The Project consists of two parts:
Our objective is to bring market-oriented ideas and principles to bear on municipal issues such as affordability, mobility, and public safety. A “market-oriented approach” means listening to and taking into account the voices and demands of Calgarians, not just as voters but also as consumers, workers, investors, producers, and taxpayers.
We develop and offer customized training courses for those who wish to strengthen their knowledge and skills in communicating market-oriented ideas and principles in the municipal political arena. Raising the knowledge and skill levels of such practitioners, especially with respect to communications, should contribute to increasing voter turnout in municipal elections.
Q & A
Are you running a slate?
Calgarians have made clear that they do not want traditional partisan politics at the municipal level nor do they want candidates who are running on a “slate.” The Municipal Governance Project therefore aims to provide independent candidates for Council with ideas and training opportunities which they are free to use or ignore.
Is this only about Calgary?
The ideas generated by the Municipal Governance Project will be relevant not only to Calgary but also to municipal arenas across the country. Our largest meeting thus far on these ideas occurred in Ottawa in early March.
Is your goal to unseat the Mayor?
No. The objectives of the Municipal Governance Project are larger than any one campaign or candidate. While we are using Calgary as the starting point for this initiative, this project is national in scope. The Mayor of Calgary has indicated his openness to all reasonable ideas dealing with the challenges and issues facing the city and we hope that the ideas generated by this project will be seen as a positive contribution.

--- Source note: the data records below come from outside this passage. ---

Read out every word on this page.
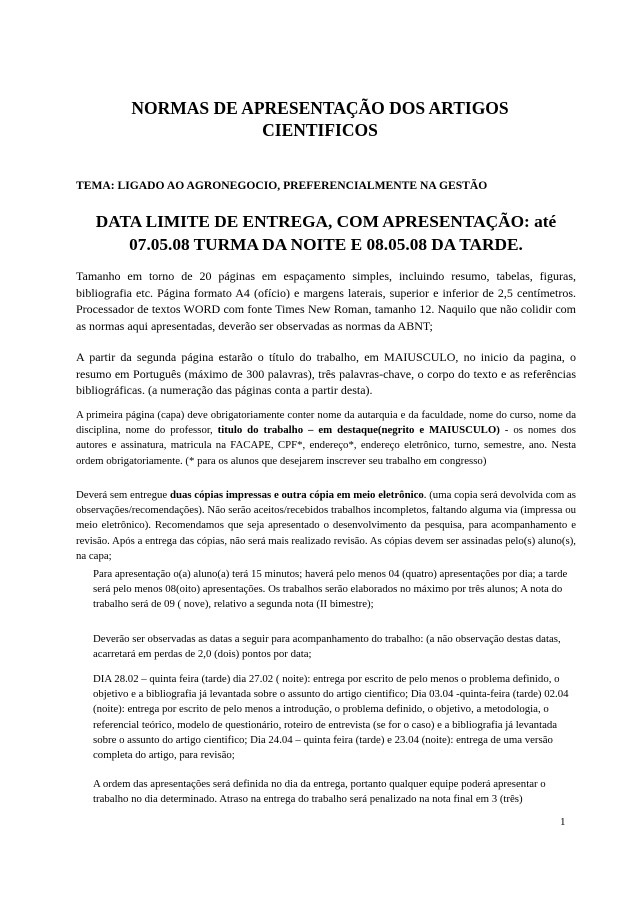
NORMAS DE APRESENTAÇÃO DOS ARTIGOS
CIENTIFICOS
TEMA: LIGADO AO AGRONEGOCIO, PREFERENCIALMENTE NA GESTÃO
DATA LIMITE DE ENTREGA, COM APRESENTAÇÃO: até
07.05.08 TURMA DA NOITE E 08.05.08 DA TARDE.
Tamanho em torno de 20 páginas em espaçamento simples, incluindo resumo, tabelas, figuras, bibliografia etc. Página formato A4 (ofício) e margens laterais, superior e inferior de 2,5 centímetros. Processador de textos WORD com fonte Times New Roman, tamanho 12. Naquilo que não colidir com as normas aqui apresentadas, deverão ser observadas as normas da ABNT;
A partir da segunda página estarão o título do trabalho, em MAIUSCULO, no inicio da pagina, o resumo em Português (máximo de 300 palavras), três palavras-chave, o corpo do texto e as referências bibliográficas. (a numeração das páginas conta a partir desta).
A primeira página (capa) deve obrigatoriamente conter nome da autarquia e da faculdade, nome do curso, nome da disciplina, nome do professor, titulo do trabalho – em destaque(negrito e MAIUSCULO) - os nomes dos autores e assinatura, matricula na FACAPE, CPF*, endereço*, endereço eletrônico, turno, semestre, ano. Nesta ordem obrigatoriamente. (* para os alunos que desejarem inscrever seu trabalho em congresso)
Deverá sem entregue duas cópias impressas e outra cópia em meio eletrônico. (uma copia será devolvida com as observações/recomendações). Não serão aceitos/recebidos trabalhos incompletos, faltando alguma via (impressa ou meio eletrônico). Recomendamos que seja apresentado o desenvolvimento da pesquisa, para acompanhamento e revisão. Após a entrega das cópias, não será mais realizado revisão. As cópias devem ser assinadas pelo(s) aluno(s), na capa;
Para apresentação o(a) aluno(a) terá 15 minutos; haverá pelo menos 04 (quatro) apresentações por dia; a tarde será pelo menos 08(oito) apresentações. Os trabalhos serão elaborados no máximo por três alunos; A nota do trabalho será de 09 ( nove), relativo a segunda nota (II bimestre);
Deverão ser observadas as datas a seguir para acompanhamento do trabalho: (a não observação destas datas, acarretará em perdas de 2,0 (dois) pontos por data;
DIA 28.02 – quinta feira (tarde) dia 27.02 ( noite): entrega por escrito de pelo menos o problema definido, o objetivo e a bibliografia já levantada sobre o assunto do artigo cientifico; Dia 03.04 -quinta-feira (tarde) 02.04 (noite): entrega por escrito de pelo menos a introdução, o problema definido, o objetivo, a metodologia, o referencial teórico, modelo de questionário, roteiro de entrevista (se for o caso) e a bibliografia já levantada sobre o assunto do artigo cientifico; Dia 24.04 – quinta feira (tarde) e 23.04 (noite): entrega de uma versão completa do artigo, para revisão;
A ordem das apresentações será definida no dia da entrega, portanto qualquer equipe poderá apresentar o trabalho no dia determinado. Atraso na entrega do trabalho será penalizado na nota final em 3 (três)
1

Do you use charitable donations?
Research undertaken by the Project will be put in the public domain for all to use; this research qualifies as a charitable activity under Canadian tax law. The delivery of training programs of this nature is not considered a charitable activity under Canadian tax law and is financed through user fees and non-charitable contributions.
We are inviting like-minded people from the entire cross-section of Calgary society to contribute to the discussion and the pursuit of the above objectives.